Magnetic storage devices are used to store data on a magnetic storage medium through the use of a transducer that writes and reads magnetic data on the medium. For example, a disc storage device is generally adapted to work with one or more magnetic recording discs that are coaxially mounted on a spindle motor of the device for high-speed rotation. As the discs rotate, corresponding transducers, i.e., read/write heads, are moved across the surfaces of the discs by an actuator assembly to read and write digital information on the discs.
Given the general desire to store ever-increasing amounts of digital information, designers and manufacturers of magnetic storage devices are continually attempting to increase the bit density of magnetic storage media. In a magnetic recording disc, this means increasing the areal density, i.e., the number of tracks on a disc and/or the linear density of bits along a given track. One manner in which areal densities have been increased has involved the use of bit-patterned media (BPM).

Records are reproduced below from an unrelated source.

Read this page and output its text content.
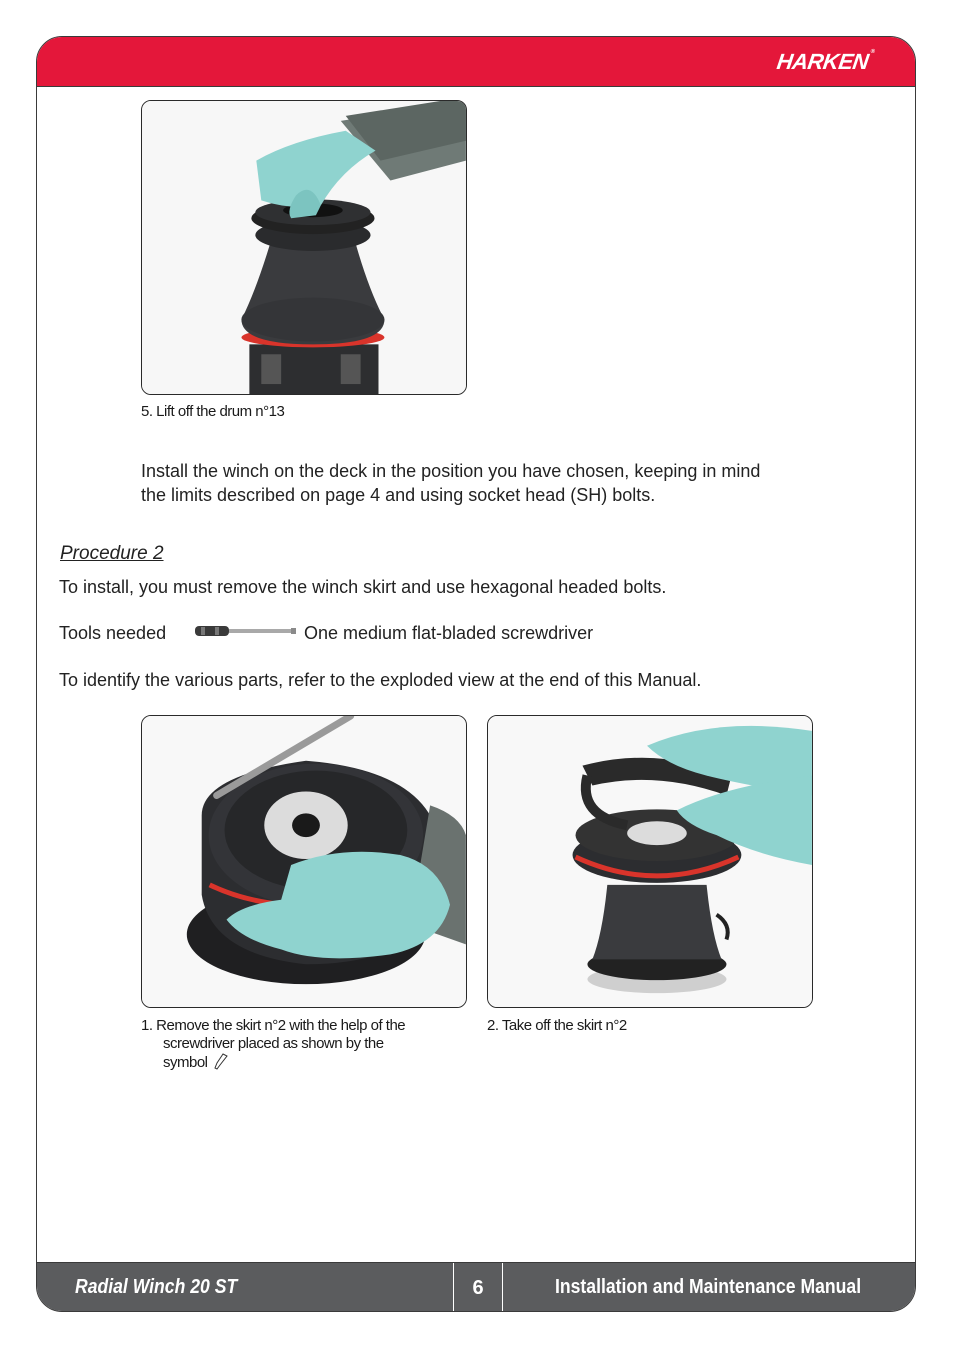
HARKEN®
Radial Winch 20 ST	6	Installation and Maintenance Manual
5. Lift off the drum n°13
Install the winch on the deck in the position you have chosen, keeping in mind
the limits described on page 4 and using socket head (SH) bolts.
Procedure 2
To install, you must remove the winch skirt and use hexagonal headed bolts.
Tools needed	One medium flat-bladed screwdriver
To identify the various parts, refer to the exploded view at the end of this Manual.
1. Remove the skirt n°2 with the help of the
screwdriver placed as shown by the
symbol
2. Take off the skirt n°2
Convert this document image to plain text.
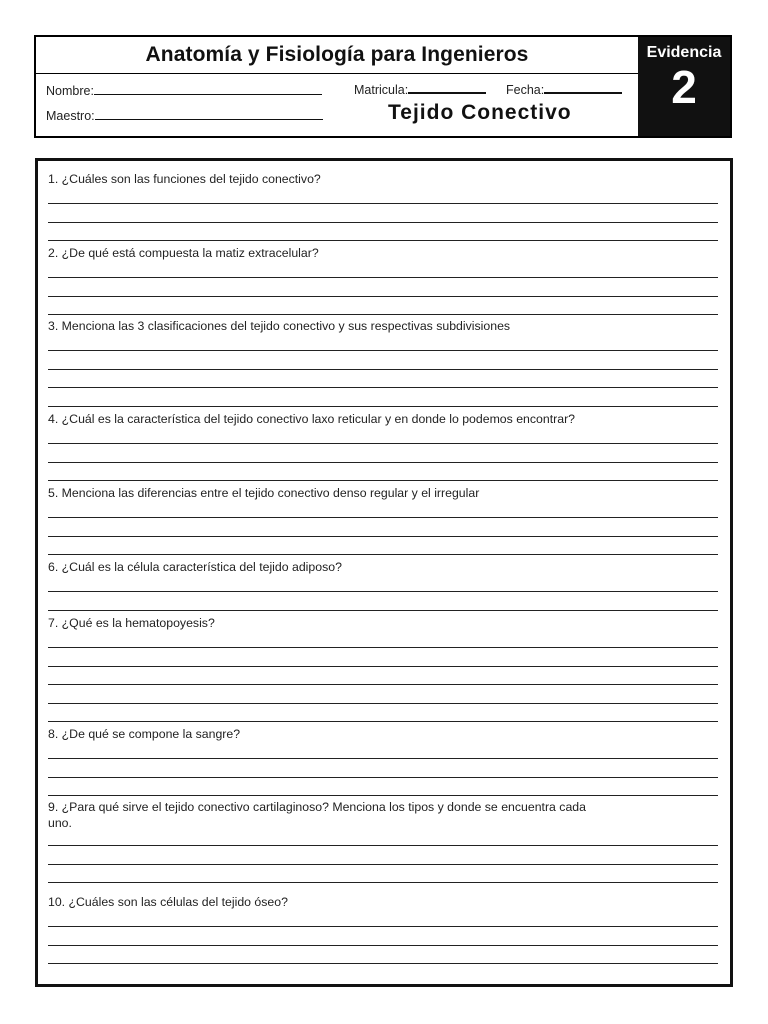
Anatomía y Fisiología para Ingenieros
Nombre:
Maestro:
Matricula:	Fecha:
Tejido Conectivo
Evidencia
2
1. ¿Cuáles son las funciones del tejido conectivo?
2. ¿De qué está compuesta la matiz extracelular?
3. Menciona las 3 clasificaciones del tejido conectivo y sus respectivas subdivisiones
4. ¿Cuál es la característica del tejido conectivo laxo reticular y en donde lo podemos encontrar?
5. Menciona las diferencias entre el tejido conectivo denso regular y el irregular
6. ¿Cuál es la célula característica del tejido adiposo?
7. ¿Qué es la hematopoyesis?
8. ¿De qué se compone la sangre?
9. ¿Para qué sirve el tejido conectivo cartilaginoso? Menciona los tipos y donde se encuentra cada
uno.
10. ¿Cuáles son las células del tejido óseo?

In BPM, the magnetic recording surface is patterned to provide a number of discrete, single-domain magnetic islands (usually one island per bit) separated from each other. During recording and readback of data to and from the bits, the separation of the bits greatly limits exchange coupling there between. As a result, bits can be positioned close together when using BPM while preventing interference between the bits. Servo information is often included on the BPM in order to provide positioning information for a servo control system. To this end, during a writing operation on a BPM, a write or recording head can be precisely positioned over a given data array, e.g., data track, to magnetize the bits thereon, where such bits are often referred to as dots. Thus, for example, during the rotation of a magnetic recording disc, the head can be carefully aligned over the dots it passes in order to facilitate data recording and data readback processes.

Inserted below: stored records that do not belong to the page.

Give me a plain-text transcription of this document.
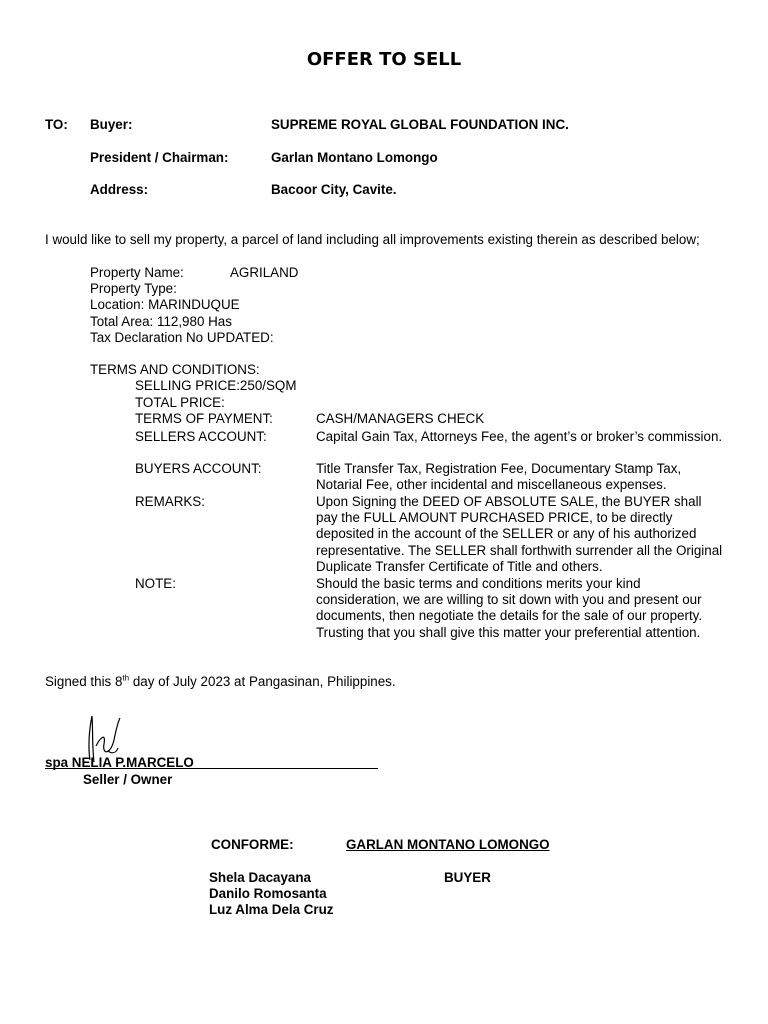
OFFER TO SELL
TO: Buyer:	SUPREME ROYAL GLOBAL FOUNDATION INC.
President / Chairman:	Garlan Montano Lomongo
Address:	Bacoor City, Cavite.
I would like to sell my property, a parcel of land including all improvements existing therein as described below;
Property Name:	AGRILAND
Property Type:
Location: MARINDUQUE
Total Area: 112,980 Has
Tax Declaration No UPDATED:
TERMS AND CONDITIONS:
SELLING PRICE:250/SQM
TOTAL PRICE:
TERMS OF PAYMENT:	CASH/MANAGERS CHECK
SELLERS ACCOUNT:	Capital Gain Tax, Attorneys Fee, the agent’s or broker’s commission.
BUYERS ACCOUNT:	Title Transfer Tax, Registration Fee, Documentary Stamp Tax, Notarial Fee, other incidental and miscellaneous expenses.
REMARKS:	Upon Signing the DEED OF ABSOLUTE SALE, the BUYER shall pay the FULL AMOUNT PURCHASED PRICE, to be directly deposited in the account of the SELLER or any of his authorized representative. The SELLER shall forthwith surrender all the Original Duplicate Transfer Certificate of Title and others.
NOTE:	Should the basic terms and conditions merits your kind consideration, we are willing to sit down with you and present our documents, then negotiate the details for the sale of our property. Trusting that you shall give this matter your preferential attention.
Signed this 8th day of July 2023 at Pangasinan, Philippines.
spa NELIA P.MARCELO
Seller / Owner
CONFORME:	GARLAN MONTANO LOMONGO
Shela Dacayana	BUYER
Danilo Romosanta
Luz Alma Dela Cruz
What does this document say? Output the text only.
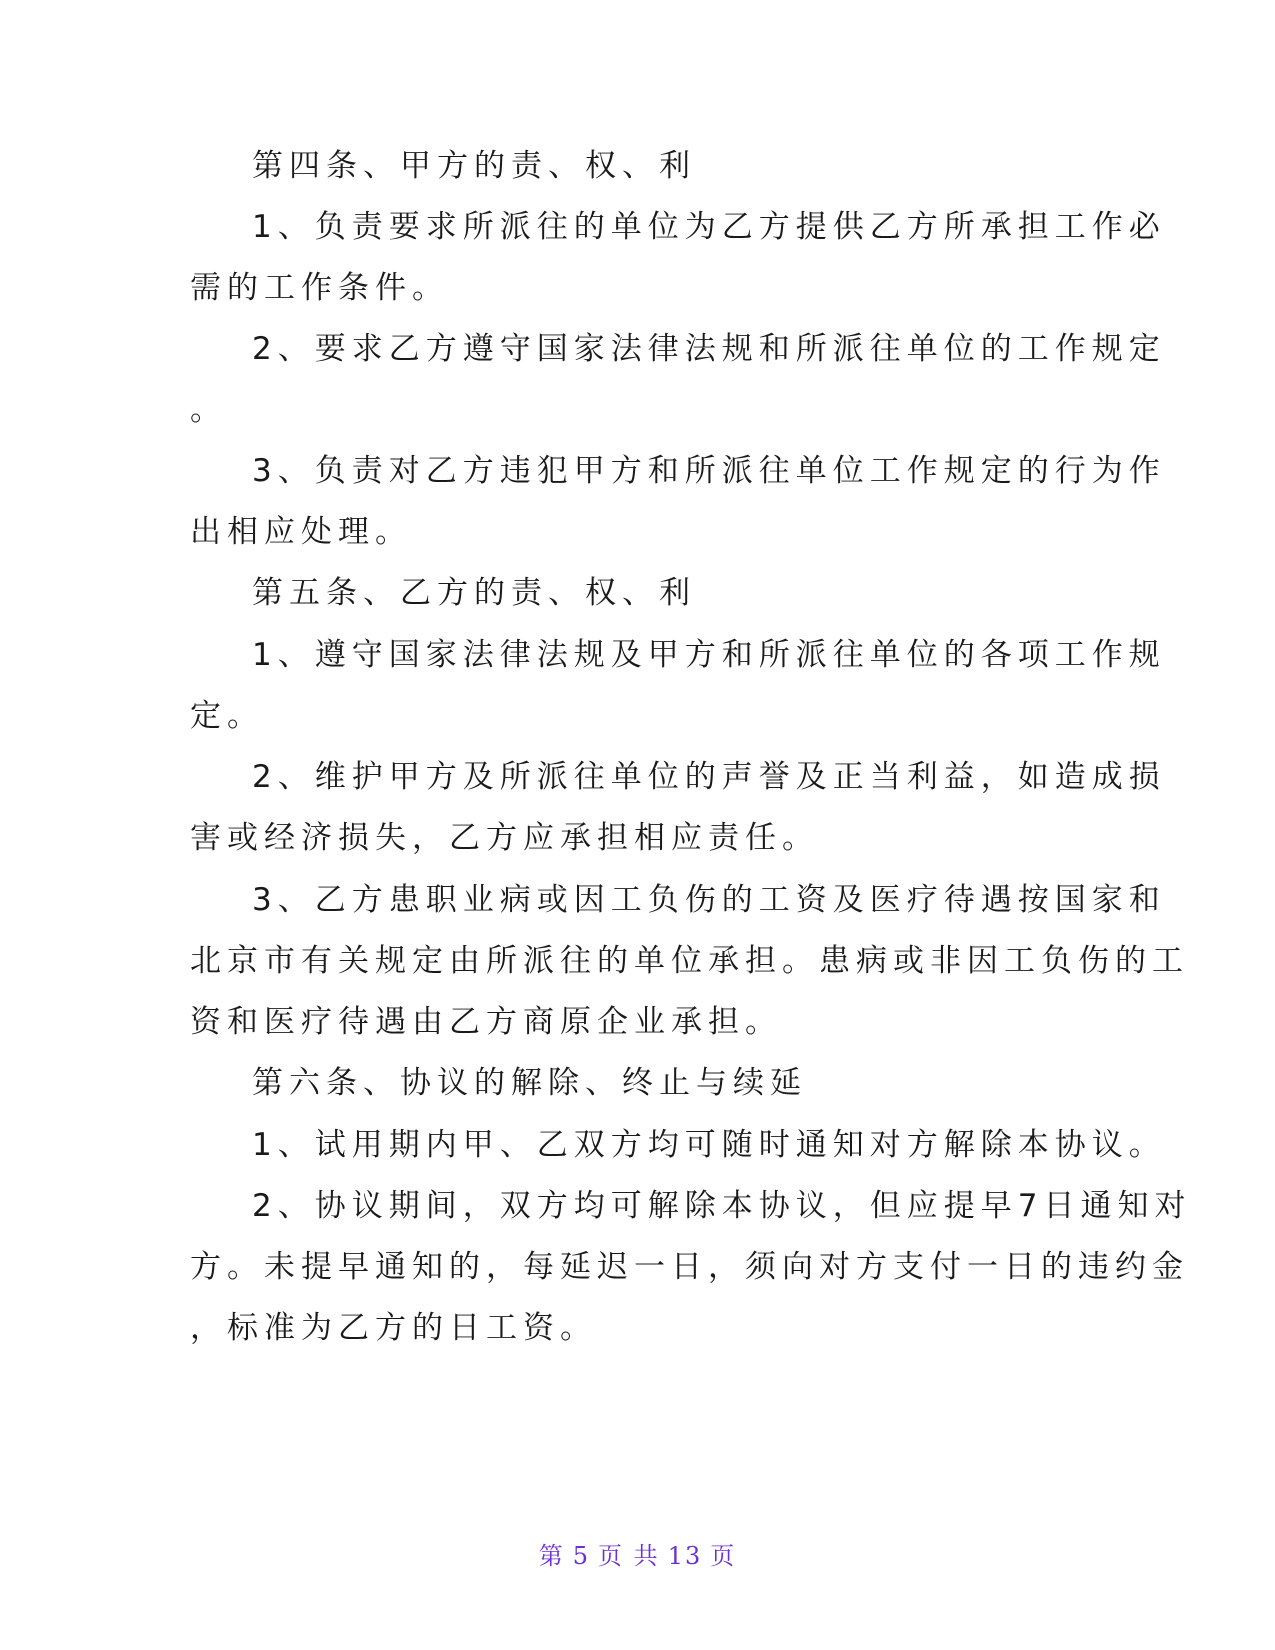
第四条、甲方的责、权、利
1、负责要求所派往的单位为乙方提供乙方所承担工作必
需的工作条件。
2、要求乙方遵守国家法律法规和所派往单位的工作规定
。
3、负责对乙方违犯甲方和所派往单位工作规定的行为作
出相应处理。
第五条、乙方的责、权、利
1、遵守国家法律法规及甲方和所派往单位的各项工作规
定。
2、维护甲方及所派往单位的声誉及正当利益，如造成损
害或经济损失，乙方应承担相应责任。
3、乙方患职业病或因工负伤的工资及医疗待遇按国家和
北京市有关规定由所派往的单位承担。患病或非因工负伤的工
资和医疗待遇由乙方商原企业承担。
第六条、协议的解除、终止与续延
1、试用期内甲、乙双方均可随时通知对方解除本协议。
2、协议期间，双方均可解除本协议，但应提早7日通知对
方。未提早通知的，每延迟一日，须向对方支付一日的违约金
，标准为乙方的日工资。
第 5 页 共 13 页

However, even with such general alignment between the head and disc dots, BPM has presented further challenges to disc-drive operation. One of these challenges has involved synchronizing the write timing of a disc storage device with the discs and their existing dots. Based on preliminary modeling results, the window for successful writes to a disc can generally be found to be within 30% of the length of the bits. Given a general density of 1 terabit per square inch, such 30% length translates to about 4 nm. Depending on the RPM and radii of the drive operations, this could further translate to writing periods on the order of 10 ps. Consequently, the general writing operation permits limited opportunity for feedback to the disc storage device. Further, it is commonly agreed that the write head (or writer) is not able to provide position feedback by itself. In other words, the writer does not function as a sensor so as to register its position relative to the ‘writable’ dots on the disc. Thus, there are challenges in locating a sensing apparatus to facilitate correction of the write timing synchronization and in providing timely feedback of position information to the disc storage system. Embodiments of the present invention are focused on addressing these challenges.